In the above embodiments, the descriptions of the embodiments have respective emphasis, and parts that are not described in detail in a certain embodiment may refer to the above detailed description of the information processing method, and are not described herein again.
As can be seen from the above, the computer device according to the embodiment of the present application may obtain first target feature map information and second target feature map information by inputting the target training samples into the first target detection model and the second target detection model, respectively; performing graph convolution calculation on the first target characteristic graph information and the second target characteristic graph information respectively to obtain a first relation characteristic vector and a second relation characteristic vector between target objects; constructing a distillation loss function corresponding to the first relation characteristic vector and the second relation characteristic vector; adding the distillation loss function into the loss function of the second target detection model for joint training to obtain a second target detection model after the joint training; and carrying out object recognition on the image to be recognized based on the second target detection model after the joint training. Therefore, the learning capability of the first target detection model on the relation between the target object identification frames is transferred to the second target detection model for supplementary learning, and the information processing efficiency is improved.
It will be understood by those skilled in the art that all or part of the steps of the methods of the above embodiments may be performed by instructions or by associated hardware controlled by the instructions, which may be stored in a computer readable storage medium and loaded and executed by a processor.
To this end, embodiments of the present application provide a computer-readable storage medium, in which a plurality of instructions are stored, and the instructions can be loaded by a processor to execute the steps in any one of the information processing methods provided in the embodiments of the present application. For example, the instructions may perform the steps of:
respectively inputting the target training sample into a first target detection model and a second target detection model to obtain first target characteristic graph information and second target characteristic graph information; performing graph convolution calculation on the first target characteristic graph information and the second target characteristic graph information respectively to obtain a first relation characteristic vector and a second relation characteristic vector between target objects; constructing a distillation loss function corresponding to the first relation characteristic vector and the second relation characteristic vector; adding the distillation loss function into the loss function of the second target detection model for joint training to obtain a second target detection model after the joint training; and carrying out object recognition on the image to be recognized based on the second target detection model after the joint training.

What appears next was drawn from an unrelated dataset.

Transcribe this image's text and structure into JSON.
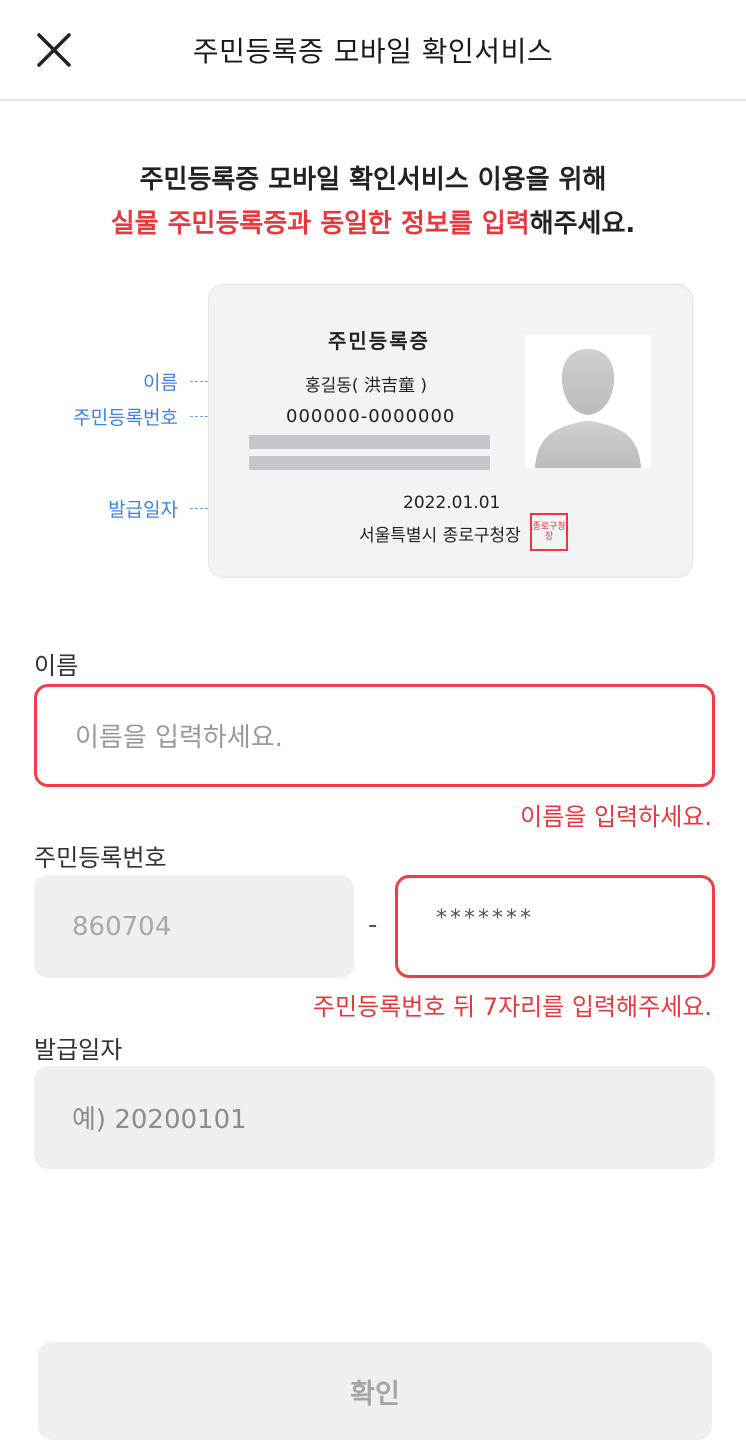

According to an aspect of the application, a computer program product or computer program is provided, comprising computer instructions, the computer instructions being stored in a computer readable storage medium. The processor of the computer device reads the computer instructions from the computer-readable storage medium, and the processor executes the computer instructions to cause the computer device to perform the method provided in the various alternative implementations provided by the embodiments described above.
The above operations can be implemented in the foregoing embodiments, and are not described in detail herein.
Wherein the computer-readable storage medium may include: read Only Memory (ROM), Random Access Memory (RAM), magnetic or optical disks, and the like.
Since the instructions stored in the computer-readable storage medium can execute the steps in any information processing method provided in the embodiments of the present application, the beneficial effects that can be achieved by any information processing method provided in the embodiments of the present application can be achieved, and detailed descriptions are omitted here for the details, see the foregoing embodiments.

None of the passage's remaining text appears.